Doris McDonald’s community kitchen in Kuujjuaraapik is helping local mothers combat anemia in children.

By JANE GEORGE

IQALUIT — A community kitchen in Kuujjuaraapik is helping children become healthier and happier by filling their tummies with iron-rich food.

“Without any tests, the people here have been seeing changes in their children,” says nurse Doris McDonald, who organized the community kitchen. “They are noticeably more alert.”

When McDonald first arrived in Kuujjuaraapik two years ago, she discovered that two-thirds of the children who came to the community’s health clinic had anemia, a blood condition caused by a lack of iron in their diet.

Combating anemia

This iron deficiency, commonly found in children and pregnant women throughout Nunavik, can lead to low energy and generally poor health.

McDonald was quick to locate the medical problem and prescribe iron supplements, but finding a long-term solution to the causes of anemia was more of a challenge. Suggesting that families should spend their money on nutritious food didn’t seem to be the answer.

“They told me, Doris, we have no money!,” McDonald says. “The people here aren’t rich and food is expensive. I understand that when you don’t have money, you can’t spend it.”

At a get-together with women in the community, elder Annie Quarak recalled how in the early 1960s a kitchen staffed by Inuit and Cree women provided good food for their families. An Australian nurse had started this project, but when she left in 1964, the kitchen closed.

At that time, the concept of a collectively-run kitchen was novel, but today these kinds of kitchens are popular in Southern Quebec.

They bring together families who pool their limited food budgets to save money and cook better, low-cost and nutritious meals together.

In Kuujjuaraapik, McDonald felt that such a kitchen might work to curb anemia.

The goal was have to set up a community kitchen that would be run by women, and to open a mini-daycare for their children at the same location. A facility, formerly the Cree nursing station, was found, and 16 families helped paint and fix up the premises.

With help from local businesses, the municipality, the Nunavik regional health board, the Kativik Regional Government and anti-poverty, employment and training programs, the kitchen project slowly began to take shape.

Money from this same patchwork of sources would help pay for food, kitchen staffing, consultants and for a study on the project’s impact on anemia in the community.

Continual struggle

Despite a continual struggle to find enough money to keep the kitchen going, after nearly a year of operation, McDonald considers the project a success.

Only eleven out of 38 preschoolers in the program who had anemia still take regular iron supplements.
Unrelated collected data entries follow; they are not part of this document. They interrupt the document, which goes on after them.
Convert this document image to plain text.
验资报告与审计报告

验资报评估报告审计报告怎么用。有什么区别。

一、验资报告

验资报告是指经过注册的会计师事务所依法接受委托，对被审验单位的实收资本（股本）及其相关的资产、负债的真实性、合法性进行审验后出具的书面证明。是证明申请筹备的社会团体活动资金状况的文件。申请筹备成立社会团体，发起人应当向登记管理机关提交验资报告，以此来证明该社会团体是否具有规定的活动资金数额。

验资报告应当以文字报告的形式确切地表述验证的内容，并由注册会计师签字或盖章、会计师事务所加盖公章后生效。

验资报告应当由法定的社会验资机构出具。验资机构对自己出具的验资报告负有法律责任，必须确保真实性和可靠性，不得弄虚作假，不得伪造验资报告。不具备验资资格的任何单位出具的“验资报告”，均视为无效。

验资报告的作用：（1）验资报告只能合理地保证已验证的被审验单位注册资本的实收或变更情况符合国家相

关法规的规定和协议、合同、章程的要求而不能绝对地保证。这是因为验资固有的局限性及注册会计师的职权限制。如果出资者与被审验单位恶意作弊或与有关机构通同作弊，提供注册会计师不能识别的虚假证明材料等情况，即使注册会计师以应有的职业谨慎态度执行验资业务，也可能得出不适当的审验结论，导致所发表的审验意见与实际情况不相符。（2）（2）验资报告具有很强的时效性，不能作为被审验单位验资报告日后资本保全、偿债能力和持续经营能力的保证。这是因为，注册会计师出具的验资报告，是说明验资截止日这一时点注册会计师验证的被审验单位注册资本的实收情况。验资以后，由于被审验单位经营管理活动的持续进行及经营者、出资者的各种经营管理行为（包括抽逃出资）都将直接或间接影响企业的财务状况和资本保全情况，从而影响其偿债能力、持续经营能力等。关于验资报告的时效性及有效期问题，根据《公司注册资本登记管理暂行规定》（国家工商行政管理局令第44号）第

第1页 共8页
The daycare has also been taught them how to spot and avoid eating lead shot in the meat of wild game.

The consumption of lead appears to be related to higher than average levels of lead found in some residents of Kuujjuaraapik. Lead can also block the body from absorbing the iron it needs.

The women who have been trained as cooks at the kitchen are keen. They have learned how to make well-balanced meals and, at the same time, how to better invest their food money.

Their children are also enjoying tasty, balanced snacks and lunches. With the help of student dieticians from MacDonald College and the Université de Montréal, the kitchen’s chefs-in-training have developed 100 recipes, such as caribou stew with dumplings, and tuna and Arctic char burgers.

Last Tuesday Alice Fleming and her fellow chefs cooked up fish chowder and macaroni with beef for some 40 children and adults. Fleming, whose two-year old daughter attends the daycare, said that she’s learned how to cook in a new way.

“I cook differently at home, too, and my family likes it,” Fleming said enthusiastically “Whenever I cook something, it’s gone right away.”

Pregnant women can also buy meals at a minimal cost. As well, they receive two Arctic char a week as a supplement during pregnancy.

When Kuujjuaraapik’s new daycare opens in the fall, the kitchen will move, too.

Meanwhile, the positive results of the kitchen project are under evalulation.

McDonald hopes that other daycares in Nunavik will consider adopting the iron-rich cuisine developed by cooks in Kuujjuaraapik.

“If they want to set up such a program, we have 12 trained cooks to help them,” said McDonald.